At the beginning of this week, the price gap between benzene and styrene monomer was approximately US$250/MT, rising from last weeks lows by about thirteen dollars. A healthy gap between benzene and SM, to make production runs viable should be US$350/mt. Because of this, almost all Styrene monomer producers in Asia, whose profitability has been badly hit, are operating plants at reduced rates.

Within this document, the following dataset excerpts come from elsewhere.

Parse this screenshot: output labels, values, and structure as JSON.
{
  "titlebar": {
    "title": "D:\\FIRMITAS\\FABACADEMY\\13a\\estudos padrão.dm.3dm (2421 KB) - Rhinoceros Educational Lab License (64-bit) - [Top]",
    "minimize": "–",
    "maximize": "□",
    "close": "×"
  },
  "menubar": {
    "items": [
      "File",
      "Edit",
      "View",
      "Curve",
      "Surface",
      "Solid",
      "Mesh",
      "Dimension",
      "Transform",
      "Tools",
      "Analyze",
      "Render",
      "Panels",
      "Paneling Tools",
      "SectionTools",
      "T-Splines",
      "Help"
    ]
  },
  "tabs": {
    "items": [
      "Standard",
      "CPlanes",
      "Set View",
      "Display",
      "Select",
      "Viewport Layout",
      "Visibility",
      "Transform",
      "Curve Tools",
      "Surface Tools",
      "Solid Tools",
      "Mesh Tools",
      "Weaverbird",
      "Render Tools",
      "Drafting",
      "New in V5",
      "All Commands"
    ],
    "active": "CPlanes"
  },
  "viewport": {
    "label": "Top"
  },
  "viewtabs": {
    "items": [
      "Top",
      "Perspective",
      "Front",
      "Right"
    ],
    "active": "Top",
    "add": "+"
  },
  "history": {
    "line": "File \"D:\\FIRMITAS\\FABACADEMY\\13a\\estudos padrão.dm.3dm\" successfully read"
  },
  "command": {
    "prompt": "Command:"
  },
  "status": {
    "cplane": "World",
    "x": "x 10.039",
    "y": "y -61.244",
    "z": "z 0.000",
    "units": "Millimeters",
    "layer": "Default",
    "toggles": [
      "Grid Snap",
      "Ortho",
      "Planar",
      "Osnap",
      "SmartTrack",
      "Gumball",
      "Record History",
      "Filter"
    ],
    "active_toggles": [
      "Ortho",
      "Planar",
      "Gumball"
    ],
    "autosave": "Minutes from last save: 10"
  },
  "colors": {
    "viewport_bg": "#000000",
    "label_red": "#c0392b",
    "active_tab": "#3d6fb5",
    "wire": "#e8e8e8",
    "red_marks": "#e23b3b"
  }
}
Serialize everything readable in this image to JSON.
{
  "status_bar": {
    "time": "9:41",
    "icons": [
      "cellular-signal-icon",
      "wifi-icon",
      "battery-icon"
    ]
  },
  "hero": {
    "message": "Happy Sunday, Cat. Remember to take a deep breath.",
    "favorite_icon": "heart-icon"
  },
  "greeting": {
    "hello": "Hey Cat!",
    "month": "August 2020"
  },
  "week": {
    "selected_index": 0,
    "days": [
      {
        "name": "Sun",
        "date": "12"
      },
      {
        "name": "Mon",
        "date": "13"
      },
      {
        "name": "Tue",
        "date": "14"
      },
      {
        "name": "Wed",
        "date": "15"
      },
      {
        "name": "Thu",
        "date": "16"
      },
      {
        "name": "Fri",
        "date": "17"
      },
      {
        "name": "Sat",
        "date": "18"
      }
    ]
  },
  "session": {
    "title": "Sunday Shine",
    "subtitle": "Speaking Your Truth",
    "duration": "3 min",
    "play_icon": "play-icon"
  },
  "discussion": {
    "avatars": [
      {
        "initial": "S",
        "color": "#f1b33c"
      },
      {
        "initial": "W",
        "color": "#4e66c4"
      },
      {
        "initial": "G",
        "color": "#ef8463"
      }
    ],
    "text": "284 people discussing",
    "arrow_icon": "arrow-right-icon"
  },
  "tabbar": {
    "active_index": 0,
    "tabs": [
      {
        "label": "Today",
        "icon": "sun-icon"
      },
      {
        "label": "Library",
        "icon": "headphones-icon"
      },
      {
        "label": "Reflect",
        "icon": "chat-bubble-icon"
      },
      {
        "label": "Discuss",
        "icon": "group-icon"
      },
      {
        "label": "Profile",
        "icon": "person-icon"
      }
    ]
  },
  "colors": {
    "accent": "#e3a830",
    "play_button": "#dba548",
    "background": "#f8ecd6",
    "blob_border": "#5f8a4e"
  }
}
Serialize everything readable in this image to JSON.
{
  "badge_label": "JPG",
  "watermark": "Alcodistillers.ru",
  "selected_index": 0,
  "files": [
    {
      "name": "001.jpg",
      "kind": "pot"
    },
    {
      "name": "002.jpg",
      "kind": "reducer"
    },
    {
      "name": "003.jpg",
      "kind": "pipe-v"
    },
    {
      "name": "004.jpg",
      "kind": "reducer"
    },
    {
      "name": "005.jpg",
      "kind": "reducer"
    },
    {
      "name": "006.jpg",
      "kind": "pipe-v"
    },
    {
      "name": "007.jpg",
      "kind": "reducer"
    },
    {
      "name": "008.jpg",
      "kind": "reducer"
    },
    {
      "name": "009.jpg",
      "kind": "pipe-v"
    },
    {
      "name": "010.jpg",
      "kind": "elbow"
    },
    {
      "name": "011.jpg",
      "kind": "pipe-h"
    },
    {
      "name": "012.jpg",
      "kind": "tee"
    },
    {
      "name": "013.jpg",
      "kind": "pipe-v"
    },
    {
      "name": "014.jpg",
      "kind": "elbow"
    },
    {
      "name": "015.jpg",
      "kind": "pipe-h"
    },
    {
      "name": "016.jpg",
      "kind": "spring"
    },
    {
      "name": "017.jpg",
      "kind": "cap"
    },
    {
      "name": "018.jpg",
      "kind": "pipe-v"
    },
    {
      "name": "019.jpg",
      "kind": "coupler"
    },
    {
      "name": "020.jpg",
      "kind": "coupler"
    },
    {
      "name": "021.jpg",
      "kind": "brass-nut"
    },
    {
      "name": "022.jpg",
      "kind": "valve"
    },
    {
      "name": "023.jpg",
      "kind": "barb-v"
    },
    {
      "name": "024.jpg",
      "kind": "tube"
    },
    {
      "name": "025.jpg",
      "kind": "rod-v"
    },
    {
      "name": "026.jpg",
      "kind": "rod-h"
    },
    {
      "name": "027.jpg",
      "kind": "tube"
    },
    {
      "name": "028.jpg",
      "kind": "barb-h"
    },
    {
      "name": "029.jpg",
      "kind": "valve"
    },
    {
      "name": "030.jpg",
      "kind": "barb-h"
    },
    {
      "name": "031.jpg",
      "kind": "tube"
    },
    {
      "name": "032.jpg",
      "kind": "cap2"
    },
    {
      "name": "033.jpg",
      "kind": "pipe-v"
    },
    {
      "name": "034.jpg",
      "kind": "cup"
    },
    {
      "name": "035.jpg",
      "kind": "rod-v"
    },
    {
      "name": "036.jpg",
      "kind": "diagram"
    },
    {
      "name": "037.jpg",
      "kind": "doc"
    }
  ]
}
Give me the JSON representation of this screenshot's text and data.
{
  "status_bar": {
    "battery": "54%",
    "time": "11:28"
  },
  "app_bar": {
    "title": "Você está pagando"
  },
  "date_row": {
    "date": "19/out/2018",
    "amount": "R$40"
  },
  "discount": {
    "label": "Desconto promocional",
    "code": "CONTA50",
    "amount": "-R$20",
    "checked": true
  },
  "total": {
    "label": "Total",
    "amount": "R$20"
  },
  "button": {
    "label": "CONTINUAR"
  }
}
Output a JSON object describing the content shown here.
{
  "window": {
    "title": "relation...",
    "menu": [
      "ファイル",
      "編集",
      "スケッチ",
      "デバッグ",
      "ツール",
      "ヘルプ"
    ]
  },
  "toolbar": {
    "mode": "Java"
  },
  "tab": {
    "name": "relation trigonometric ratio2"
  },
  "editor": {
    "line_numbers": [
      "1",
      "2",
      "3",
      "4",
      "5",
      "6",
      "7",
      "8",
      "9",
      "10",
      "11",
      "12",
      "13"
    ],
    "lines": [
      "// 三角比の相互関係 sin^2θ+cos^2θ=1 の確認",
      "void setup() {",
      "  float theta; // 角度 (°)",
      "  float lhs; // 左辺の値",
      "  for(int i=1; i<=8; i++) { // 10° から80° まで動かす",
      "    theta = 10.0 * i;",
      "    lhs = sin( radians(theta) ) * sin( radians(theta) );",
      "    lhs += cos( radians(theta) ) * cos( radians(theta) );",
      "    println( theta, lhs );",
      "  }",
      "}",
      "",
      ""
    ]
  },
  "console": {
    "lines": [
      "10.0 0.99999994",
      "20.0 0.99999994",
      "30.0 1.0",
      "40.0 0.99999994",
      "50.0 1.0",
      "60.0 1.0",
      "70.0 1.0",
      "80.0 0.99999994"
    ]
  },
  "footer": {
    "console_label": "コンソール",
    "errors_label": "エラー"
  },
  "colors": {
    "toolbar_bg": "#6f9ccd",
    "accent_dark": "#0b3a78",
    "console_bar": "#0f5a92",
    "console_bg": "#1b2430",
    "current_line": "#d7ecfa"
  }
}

South Korea's Lotte-Daesan Petrochemical plans to reduce by 10-15%, run rates at its 550,000 tpa SM plant. Samsung Total Petrochemicals also plans to lower run rates at its 950,000 tpa plant. Several Japanese producers have lowered run rates at SM plants. Japan's Idemitsu Kosan plans to bring down operating rates at its styrene monomer plant by 15%. Captive consumption of benzene will come down in August and will reach 9,000 metric ton. The extra benzene could find its way into the markets. The company's output at Tokuyama is 340,000 tpa and at Chiba is 210,000 tpa. A routine plant maintenance shutdown will keep the Tokuyama SM plant shuttered from mid September till end of October.
Jinxi Petrochemical's Styrene Monomer plant in China is currently shuttered until September, as it is undergoing a maintenance turnaround. Jiangsu Shuangliang Lishide's 200,000 tpa No.1 SM plant will be shuttered in a bid to cope with cost pressures and the company's No.2 SM plant continues to operate at at 90% capacity.